RIO — As propostas para Lei Geral do Licenciamento Ambiental vão desencadear questionamentos no Supremo Tribunal Federal (STF) se forem aprovadas como estão nos relatórios em discussão no Senado Federal. O projeto avançou e pode ser aprovado nas comissões esta semana.
Há uma simplificação dos ritos para infraestrutura de petróleo e energia. E dispensa de licenças a produção agropecuária, o que mobiliza o setor à favor das mudanças. Também acaba por envolver novas energias, como a produção de hidrogênio e instalação de data centers, em razão do alto consumo de recursos hídricos.
Há um rito especial, com dois relatórios nas comissões de Meio Ambiente, relatado por Confúcio Moura (MDB/RO), e de Agricultura, com a ex-ministra da área, Tereza Cristina (PP/MS). Ambos publicaram os relatórios este mês, marcando o avanço do texto, após ficar quase dois anos parado.

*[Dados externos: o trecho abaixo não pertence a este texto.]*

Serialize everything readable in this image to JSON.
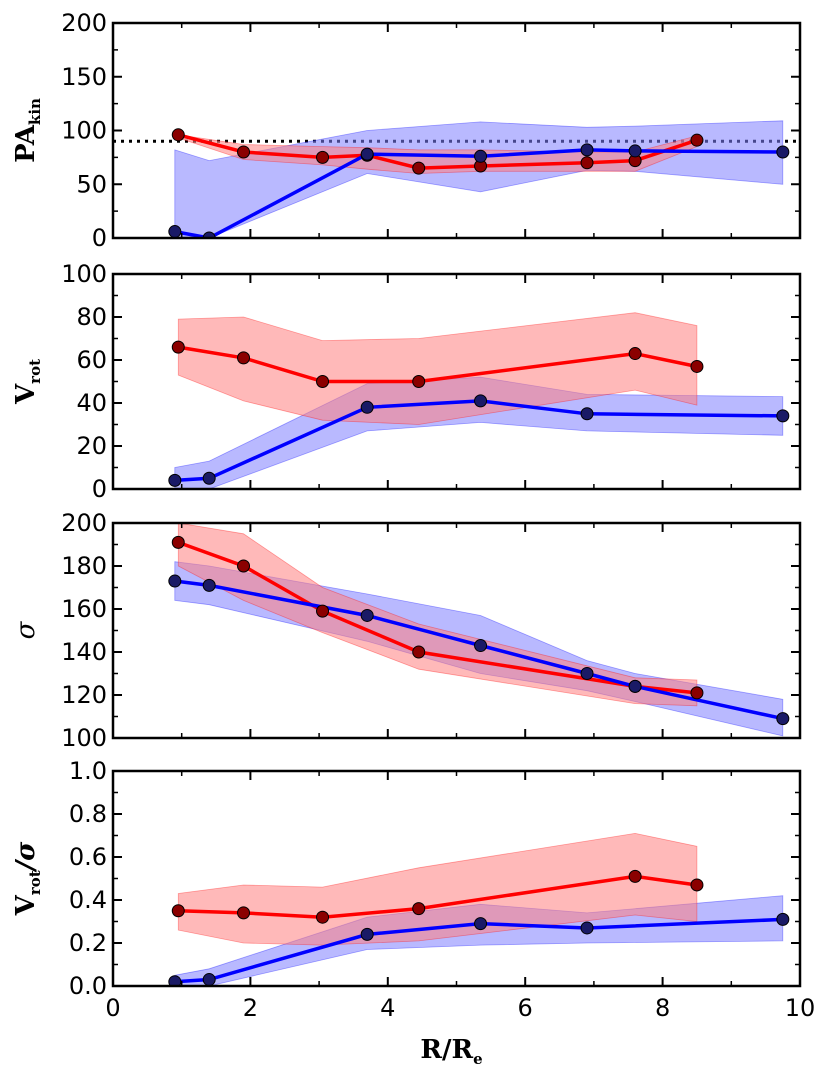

Em resposta, o Observatório do Clima publicou um documento na sexta (16/5) que cita o termo “inconstitucionalidade” doze vezes ao longo de suas mais de 100 páginas (veja a íntegra em .pdf), em que é feita uma avaliação de cada artigo do PL 2159/2021.
“[Na forma atual, o projeto] está repleto de inconstitucionalidades, promovendo a fragmentação normativa entre estados e municípios e criando um cenário de insegurança jurídica que tende a gerar, como um dos seus principais efeitos, uma enxurrada de judicializações”, diz a entidade.
O texto permite, por exemplo, a dispensa da licença de operação para linhas de transmissão, subestações e redes fibra óptica, gasodutos, oleodutos, minerodutos, além de rodovias e ferrovias. As empresas poderão pedir que condicionantes sejam estabelecidas na etapa anterior, de construção, eliminando uma etapa do licenciamento.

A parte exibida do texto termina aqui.